You can be an extremely valuable father, mother, uncle, or brother. You can be a valuable friend, or husband. That's all wonderful stuff, and very important to well-rounded life. However, those qualities are not what is being valued in the marketplace. An employer pays you for the skills that you're able to offer. The more valuable the skills, the more money you'll be paid.
Progressives can't seem to wrap their heads around this...nor do they seem to want to.
The skills necessary to be a fast-food worker cannot be compared to the CEO of the company. I can speak from first-hand experience on this one too.
My very first job as a teenager was working for McDonald's. I had the skills to do the job as a young teen. There were a lot of people that had the same exact skills to replace me when I left.

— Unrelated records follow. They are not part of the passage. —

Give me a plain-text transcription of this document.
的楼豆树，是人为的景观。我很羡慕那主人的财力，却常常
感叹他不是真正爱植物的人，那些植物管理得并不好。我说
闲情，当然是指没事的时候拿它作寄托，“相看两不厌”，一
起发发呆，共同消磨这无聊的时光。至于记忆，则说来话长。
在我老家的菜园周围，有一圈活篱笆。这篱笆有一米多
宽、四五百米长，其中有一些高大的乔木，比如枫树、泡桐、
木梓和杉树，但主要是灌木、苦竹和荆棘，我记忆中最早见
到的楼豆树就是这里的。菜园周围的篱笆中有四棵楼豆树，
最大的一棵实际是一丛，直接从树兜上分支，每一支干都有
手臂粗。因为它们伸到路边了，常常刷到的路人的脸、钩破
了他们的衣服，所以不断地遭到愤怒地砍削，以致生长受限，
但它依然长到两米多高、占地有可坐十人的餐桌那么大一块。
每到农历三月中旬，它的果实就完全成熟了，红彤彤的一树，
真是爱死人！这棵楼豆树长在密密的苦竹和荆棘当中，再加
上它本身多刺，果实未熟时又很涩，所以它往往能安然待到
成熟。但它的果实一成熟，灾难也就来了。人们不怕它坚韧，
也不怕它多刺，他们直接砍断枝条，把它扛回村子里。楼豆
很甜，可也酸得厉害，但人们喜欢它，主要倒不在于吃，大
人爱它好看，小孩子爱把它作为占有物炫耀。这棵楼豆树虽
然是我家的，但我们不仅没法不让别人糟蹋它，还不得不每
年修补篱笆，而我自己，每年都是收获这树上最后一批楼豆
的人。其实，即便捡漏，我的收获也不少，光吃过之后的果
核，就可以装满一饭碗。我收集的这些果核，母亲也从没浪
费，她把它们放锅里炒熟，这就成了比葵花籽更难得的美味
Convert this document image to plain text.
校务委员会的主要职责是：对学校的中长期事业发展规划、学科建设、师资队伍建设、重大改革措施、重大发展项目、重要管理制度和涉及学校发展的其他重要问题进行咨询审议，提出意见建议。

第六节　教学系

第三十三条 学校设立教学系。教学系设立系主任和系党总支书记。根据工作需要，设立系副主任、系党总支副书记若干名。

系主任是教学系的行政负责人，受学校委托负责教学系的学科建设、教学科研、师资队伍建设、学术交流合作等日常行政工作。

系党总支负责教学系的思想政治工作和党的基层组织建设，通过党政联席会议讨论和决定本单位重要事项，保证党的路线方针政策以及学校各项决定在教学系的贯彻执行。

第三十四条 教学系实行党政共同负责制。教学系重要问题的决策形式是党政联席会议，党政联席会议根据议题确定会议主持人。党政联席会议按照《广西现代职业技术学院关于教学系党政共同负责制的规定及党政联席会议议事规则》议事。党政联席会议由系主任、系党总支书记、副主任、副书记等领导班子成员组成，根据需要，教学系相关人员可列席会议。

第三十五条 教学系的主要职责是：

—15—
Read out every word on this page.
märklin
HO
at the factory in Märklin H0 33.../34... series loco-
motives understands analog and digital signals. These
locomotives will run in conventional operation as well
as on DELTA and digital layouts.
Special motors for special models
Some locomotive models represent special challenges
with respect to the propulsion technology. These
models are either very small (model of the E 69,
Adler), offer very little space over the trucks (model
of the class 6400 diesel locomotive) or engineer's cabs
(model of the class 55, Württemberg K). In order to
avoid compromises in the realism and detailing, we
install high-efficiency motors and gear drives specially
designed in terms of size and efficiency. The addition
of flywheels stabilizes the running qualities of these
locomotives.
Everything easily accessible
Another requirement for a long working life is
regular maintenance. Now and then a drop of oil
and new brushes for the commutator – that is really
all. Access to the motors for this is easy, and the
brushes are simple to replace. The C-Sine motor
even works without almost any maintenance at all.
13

McDonald's did not go into a panic when I quit the job. They were probably able to hire someone before I stepped out the door!
Now, if you were to take me at that skill level and asked me: "Would you like to do the CEO's job for a day?" I would have thought you were insane. I didn't have any management skills. I couldn't oversee many thousands of stores located all over the world, and countless numbers of employees to boot. I didn't have the ability to deal with every possible crooked politician that could be thrown at me.
But guess what? The McDonald's CEO does have those skills. He has mastered disciplines and accumulated skills that really can't be comprehended by the average person.
Such skills are very rare! If the McDonald's CEO quits, the board may in fact shed many tears. Now they have to replace a person with a skill set that is extremely valuable. They may have to pay more than $13.8mil/year for the next guy.
Comparing fast-food worker pay to CEO pay only displays a person's ignorance of how the marketplace works.
Unfortunately, it's a much too common error.
This can't be stressed enough: It's the skills, not the person that is being valued in the marketplace. The skills!
For some reason, government textbooks leave that part out. I can't imagine why.